160 KILÓMETROS DE DESTRUCCIÓN: EL PEOR INCENDIO FORESTAL DE LA HISTORIA RECIENTE DE ESPAÑA DEJA UN PAISAJE CUBIERTO DE CENIZA

Recorrer el perímetro del incendio forestal de Ávila es atravesar un escenario marcado por la destrucción, el silencio y el humo. Con más de 50.000 hectáreas arrasadas, el siniestro se convirtió en el mayor de la historia reciente de España, dejando una huella de unos 160 kilómetros de terreno calcinado.

Los montes ennegrecidos, los pueblos rodeados por las llamas y las pequeñas zonas verdes que lograron sobrevivir forman parte de un paisaje transformado por la fuerza del fuego. En muchos casos, esas áreas no quedaron intactas porque las llamas las perdonaron, sino porque la intensidad del incendio hizo que el fuego avanzara por encima de ellas.

Los pinares, pastizales y laderas quedaron cubiertos por una capa de ceniza, mientras las grandes formaciones rocosas de granito, características de la zona, muestran las marcas del calor y el humo que arrasó amplias zonas de la provincia.

En las localidades cercanas, los vecinos viven bajo una constante presencia del incendio. El humo permanece atrapado en los valles, ingresa a viviendas y negocios, y por momentos oculta completamente las montañas, dejando visible únicamente la marca negra que dejaron las llamas.

Más de 25.000 personas fueron evacuadas en la provincia de Ávila. Sin embargo, algunos pobladores decidieron permanecer en sus comunidades y enfrentar el avance del fuego utilizando mangueras, cubos, tractores y cualquier recurso disponible para proteger sus viviendas y propiedades.

En lugares como Casavieja, uno de los municipios más afectados, los habitantes describen momentos de extrema tensión. El pueblo quedó rodeado por el incendio y, aunque varias zonas sufrieron daños, el casco urbano logró mantenerse en pie como un pequeño refugio en medio de un paisaje completamente devastado.

La emergencia también golpeó al sector ganadero. Numerosas fincas quedaron rodeadas por terrenos quemados, con pasturas destruidas y productores obligados a buscar agua, alimento y caminos seguros para atender a sus animales.

Los vecinos expresaron críticas por la falta de rapidez en algunos momentos de la respuesta contra el fuego, aunque también destacaron la solidaridad recibida de voluntarios, equipos de emergencia y personas que llegaron con alimentos, agua, ropa y apoyo para las familias afectadas.

Ahora, mientras continúan las labores para controlar definitivamente el incendio, comienza una nueva preocupación: la recuperación económica y ambiental de la zona.

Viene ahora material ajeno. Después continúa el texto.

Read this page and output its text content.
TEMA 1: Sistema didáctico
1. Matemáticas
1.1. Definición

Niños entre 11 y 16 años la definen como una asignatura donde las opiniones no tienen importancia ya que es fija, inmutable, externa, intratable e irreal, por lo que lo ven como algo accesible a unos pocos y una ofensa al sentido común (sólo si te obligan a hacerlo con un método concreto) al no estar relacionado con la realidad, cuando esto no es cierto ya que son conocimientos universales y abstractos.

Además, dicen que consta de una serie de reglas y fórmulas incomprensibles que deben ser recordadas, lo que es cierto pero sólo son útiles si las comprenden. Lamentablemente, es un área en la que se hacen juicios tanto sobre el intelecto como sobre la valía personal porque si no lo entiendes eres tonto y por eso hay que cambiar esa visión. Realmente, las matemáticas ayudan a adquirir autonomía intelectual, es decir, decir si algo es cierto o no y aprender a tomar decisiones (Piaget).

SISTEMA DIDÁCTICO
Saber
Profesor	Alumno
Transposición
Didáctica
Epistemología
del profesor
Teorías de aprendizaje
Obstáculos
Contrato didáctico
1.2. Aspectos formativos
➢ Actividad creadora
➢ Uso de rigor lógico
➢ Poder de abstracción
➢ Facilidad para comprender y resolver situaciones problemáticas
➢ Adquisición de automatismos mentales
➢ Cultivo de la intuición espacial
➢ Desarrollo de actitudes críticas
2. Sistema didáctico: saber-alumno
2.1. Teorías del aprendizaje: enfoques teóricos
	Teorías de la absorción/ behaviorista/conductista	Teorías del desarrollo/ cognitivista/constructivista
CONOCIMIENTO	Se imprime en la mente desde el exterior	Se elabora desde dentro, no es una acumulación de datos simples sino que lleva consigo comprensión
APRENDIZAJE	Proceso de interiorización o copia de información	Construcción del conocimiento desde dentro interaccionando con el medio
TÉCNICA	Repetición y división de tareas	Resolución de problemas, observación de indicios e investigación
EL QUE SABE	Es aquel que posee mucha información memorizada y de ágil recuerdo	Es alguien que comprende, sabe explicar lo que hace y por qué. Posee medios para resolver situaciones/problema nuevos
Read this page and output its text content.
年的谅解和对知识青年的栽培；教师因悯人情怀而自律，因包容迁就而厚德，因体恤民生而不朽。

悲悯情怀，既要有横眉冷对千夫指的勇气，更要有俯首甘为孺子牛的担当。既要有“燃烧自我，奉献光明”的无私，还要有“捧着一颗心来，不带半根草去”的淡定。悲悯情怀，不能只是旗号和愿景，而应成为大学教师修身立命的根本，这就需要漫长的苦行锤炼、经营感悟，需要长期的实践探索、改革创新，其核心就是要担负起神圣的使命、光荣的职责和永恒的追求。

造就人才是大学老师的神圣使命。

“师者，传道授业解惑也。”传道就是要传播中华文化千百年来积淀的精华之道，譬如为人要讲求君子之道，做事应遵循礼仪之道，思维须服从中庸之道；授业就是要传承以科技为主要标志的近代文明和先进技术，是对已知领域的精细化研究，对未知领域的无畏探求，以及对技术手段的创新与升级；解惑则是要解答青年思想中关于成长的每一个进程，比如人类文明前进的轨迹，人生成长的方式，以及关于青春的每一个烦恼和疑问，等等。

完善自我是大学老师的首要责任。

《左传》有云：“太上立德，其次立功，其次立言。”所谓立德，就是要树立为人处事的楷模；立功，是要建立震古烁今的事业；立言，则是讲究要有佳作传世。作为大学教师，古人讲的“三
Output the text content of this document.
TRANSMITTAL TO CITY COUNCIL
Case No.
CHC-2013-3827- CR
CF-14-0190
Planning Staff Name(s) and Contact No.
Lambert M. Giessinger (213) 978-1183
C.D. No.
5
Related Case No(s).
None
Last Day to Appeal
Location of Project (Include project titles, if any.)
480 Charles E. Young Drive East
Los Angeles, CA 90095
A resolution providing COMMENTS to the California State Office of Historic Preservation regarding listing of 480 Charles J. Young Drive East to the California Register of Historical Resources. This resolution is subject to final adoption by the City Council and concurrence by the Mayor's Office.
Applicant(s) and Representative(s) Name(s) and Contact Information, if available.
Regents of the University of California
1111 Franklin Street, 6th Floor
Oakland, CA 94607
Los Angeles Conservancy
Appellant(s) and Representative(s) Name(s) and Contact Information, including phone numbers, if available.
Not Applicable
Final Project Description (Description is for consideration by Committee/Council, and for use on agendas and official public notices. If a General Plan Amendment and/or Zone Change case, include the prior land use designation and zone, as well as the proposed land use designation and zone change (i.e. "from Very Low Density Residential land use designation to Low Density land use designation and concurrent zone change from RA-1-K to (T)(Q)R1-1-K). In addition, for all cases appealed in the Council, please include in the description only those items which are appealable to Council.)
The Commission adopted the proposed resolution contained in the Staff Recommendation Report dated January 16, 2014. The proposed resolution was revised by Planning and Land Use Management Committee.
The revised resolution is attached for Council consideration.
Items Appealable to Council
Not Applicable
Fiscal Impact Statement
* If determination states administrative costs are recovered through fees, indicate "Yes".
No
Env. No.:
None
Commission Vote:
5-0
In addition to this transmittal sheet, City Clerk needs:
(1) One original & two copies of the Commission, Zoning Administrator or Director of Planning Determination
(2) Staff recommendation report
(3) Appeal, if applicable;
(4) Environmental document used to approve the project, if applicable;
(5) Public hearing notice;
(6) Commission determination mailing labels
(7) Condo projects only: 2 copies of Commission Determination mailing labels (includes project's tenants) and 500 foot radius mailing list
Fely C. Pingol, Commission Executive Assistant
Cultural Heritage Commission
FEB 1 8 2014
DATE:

Los pobladores temen por el futuro del turismo rural, los emprendimientos locales y las actividades ganaderas que dependen directamente del monte.

El incendio dejó una herida de 160 kilómetros de extensión y miles de historias detrás de cada terreno quemado: viviendas salvadas por pocos metros, negocios que deberán reconstruirse y comunidades enteras que intentan imaginar su futuro sobre un territorio cubierto de cenizas.